At the risk of stating the obvious, that's at least partly because in most states, the drinking age was under 21. Youngsters could buy booze legally, so they did what you would expect. They drank more and got drunk more.

It's bizarre to blame the higher age for today's staggering undergraduates. According to Monitoring the Future, an ongoing research project at the University of Michigan, binge drinking has not risen since 1988, when 21 became the minimum drinking age throughout the country. Among college students and other college-age Americans, the rate is lower today than it was then, and the decline has been even bigger among high school students.

It's true the progress stalled around 1996. But how can that be blamed on the higher drinking age? By then, it had been the national norm for nearly a decade.

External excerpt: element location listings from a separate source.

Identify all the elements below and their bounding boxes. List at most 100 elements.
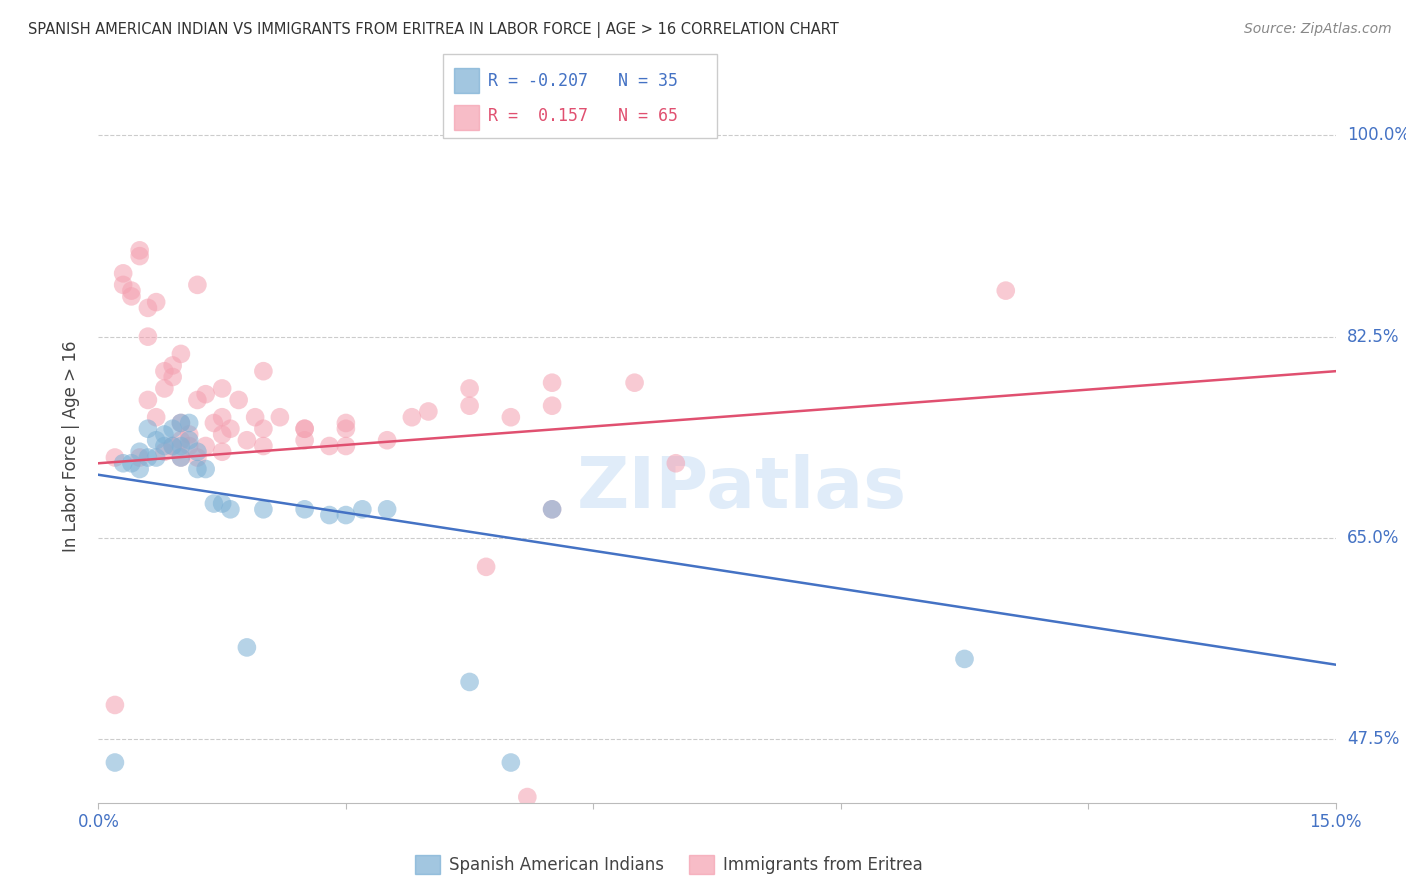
Y-axis label: In Labor Force | Age > 16: In Labor Force | Age > 16 xyxy=(62,340,80,552)
Point xyxy=(170,439,193,453)
Point xyxy=(112,277,135,292)
Point xyxy=(228,392,250,407)
Point xyxy=(294,434,316,448)
Point xyxy=(194,387,217,401)
Point xyxy=(236,640,259,655)
Point xyxy=(202,497,225,511)
Point xyxy=(243,410,266,425)
Point xyxy=(335,422,357,436)
Point xyxy=(516,790,538,805)
Point xyxy=(128,244,150,258)
Point xyxy=(294,502,316,516)
Point xyxy=(186,444,208,458)
Point xyxy=(186,277,208,292)
Text: 100.0%: 100.0% xyxy=(1347,127,1406,145)
Point xyxy=(136,450,159,465)
Point xyxy=(128,249,150,263)
Point xyxy=(219,422,242,436)
Point xyxy=(375,502,398,516)
Point xyxy=(186,462,208,476)
Point xyxy=(219,502,242,516)
Point xyxy=(236,434,259,448)
Point xyxy=(194,439,217,453)
Point xyxy=(211,444,233,458)
Point xyxy=(162,359,184,373)
Point xyxy=(136,301,159,315)
Point xyxy=(136,329,159,343)
Point xyxy=(104,756,127,770)
Text: Source: ZipAtlas.com: Source: ZipAtlas.com xyxy=(1244,22,1392,37)
Point xyxy=(252,422,274,436)
Point xyxy=(136,392,159,407)
Point xyxy=(665,456,688,470)
Point xyxy=(499,410,522,425)
Text: Spanish American Indians: Spanish American Indians xyxy=(449,856,664,874)
Point xyxy=(186,450,208,465)
Point xyxy=(186,392,208,407)
Point xyxy=(623,376,645,390)
Text: 82.5%: 82.5% xyxy=(1347,327,1399,346)
Text: R =  0.157   N = 65: R = 0.157 N = 65 xyxy=(488,107,678,125)
Point xyxy=(145,450,167,465)
Point xyxy=(153,427,176,442)
Point xyxy=(153,439,176,453)
Point xyxy=(541,502,564,516)
Point xyxy=(335,508,357,522)
Point xyxy=(162,422,184,436)
Point xyxy=(211,410,233,425)
Text: Immigrants from Eritrea: Immigrants from Eritrea xyxy=(723,856,922,874)
Point xyxy=(145,410,167,425)
Point xyxy=(418,404,440,418)
Point xyxy=(170,416,193,430)
Point xyxy=(335,439,357,453)
Point xyxy=(153,381,176,395)
Point xyxy=(541,399,564,413)
Text: 47.5%: 47.5% xyxy=(1347,731,1399,748)
Point xyxy=(294,422,316,436)
Point xyxy=(170,416,193,430)
Point xyxy=(375,434,398,448)
Point xyxy=(541,376,564,390)
Point xyxy=(211,381,233,395)
Point xyxy=(202,416,225,430)
Point xyxy=(211,497,233,511)
Point xyxy=(475,559,498,574)
Point xyxy=(953,652,976,666)
Text: R = -0.207   N = 35: R = -0.207 N = 35 xyxy=(488,71,678,89)
Point xyxy=(120,284,142,298)
Point xyxy=(541,502,564,516)
Point xyxy=(499,756,522,770)
Point xyxy=(162,439,184,453)
Point xyxy=(179,427,201,442)
Point xyxy=(401,410,423,425)
Point xyxy=(128,444,150,458)
Point xyxy=(170,434,193,448)
Point xyxy=(170,347,193,361)
Point xyxy=(104,450,127,465)
Point xyxy=(153,444,176,458)
Point xyxy=(294,422,316,436)
Point xyxy=(458,381,481,395)
Point xyxy=(458,675,481,690)
Point xyxy=(194,462,217,476)
Point xyxy=(179,434,201,448)
Point xyxy=(252,439,274,453)
Text: 65.0%: 65.0% xyxy=(1347,529,1399,547)
Point xyxy=(162,439,184,453)
Point xyxy=(352,502,374,516)
Point xyxy=(252,502,274,516)
Point xyxy=(136,422,159,436)
Point xyxy=(318,439,340,453)
Point xyxy=(170,450,193,465)
Point xyxy=(112,266,135,280)
Point xyxy=(120,289,142,303)
Point xyxy=(145,295,167,310)
Text: SPANISH AMERICAN INDIAN VS IMMIGRANTS FROM ERITREA IN LABOR FORCE | AGE > 16 COR: SPANISH AMERICAN INDIAN VS IMMIGRANTS FR… xyxy=(28,22,839,38)
Point xyxy=(179,416,201,430)
Text: ZIPatlas: ZIPatlas xyxy=(576,454,907,524)
Point xyxy=(179,439,201,453)
Point xyxy=(120,456,142,470)
Point xyxy=(153,364,176,378)
Point xyxy=(128,462,150,476)
Point xyxy=(994,284,1017,298)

In spite of the law, plenty of 18- to 20-year-olds somehow manage to get wasted on a regular basis. But a law can be helpful without being airtight.

Since 1988, according to the National Highway Traffic Safety Administration, drunken-driving deaths have dropped in all age groups. That's due in part to stricter enforcement and changing public attitudes about drinking and driving. But they dropped most among those younger than 21. In that group, the number of alcohol-related fatalities has been cut nearly in half – even as the number of non-alcohol-related traffic deaths has been stable.

This is not a coincidence. When states lowered their drinking age in the 1970s, they got more drunken-driving deaths among teenagers than similar states that stayed at 21. A 1983 study in the Journal of Legal Studies concluded that any state that "raises its drinking age can expect the nighttime fatal crashes of drivers of the affected age groups to drop by about 28 percent."

There are other arguments for lowering the age. Maybe the most popular is that if you're old enough to join the Army and die for your country, you're old enough to buy a beer. But there is a good reason to avoid such blind consistency. Among the qualities that make 18-year-olds such good soldiers are their fearlessness and sense of immortality – traits that do not mix well with alcohol.

And why permit 18-year-olds to vote but not drink? Because they have not shown a disproportionate tendency to abuse the franchise, to the peril of innocent bystanders.

Another reason is that extending the vote to 18-year-olds doesn't let even younger people gain illicit access to the polls. But if high school seniors could legally patronize a liquor store, sophomores would find it much easier to get party fuel. Raising the drinking age to 21 reduced alcohol-related traffic fatalities not only among 18-year-olds, who lost the right to drink, but 16-year-olds, who never had it.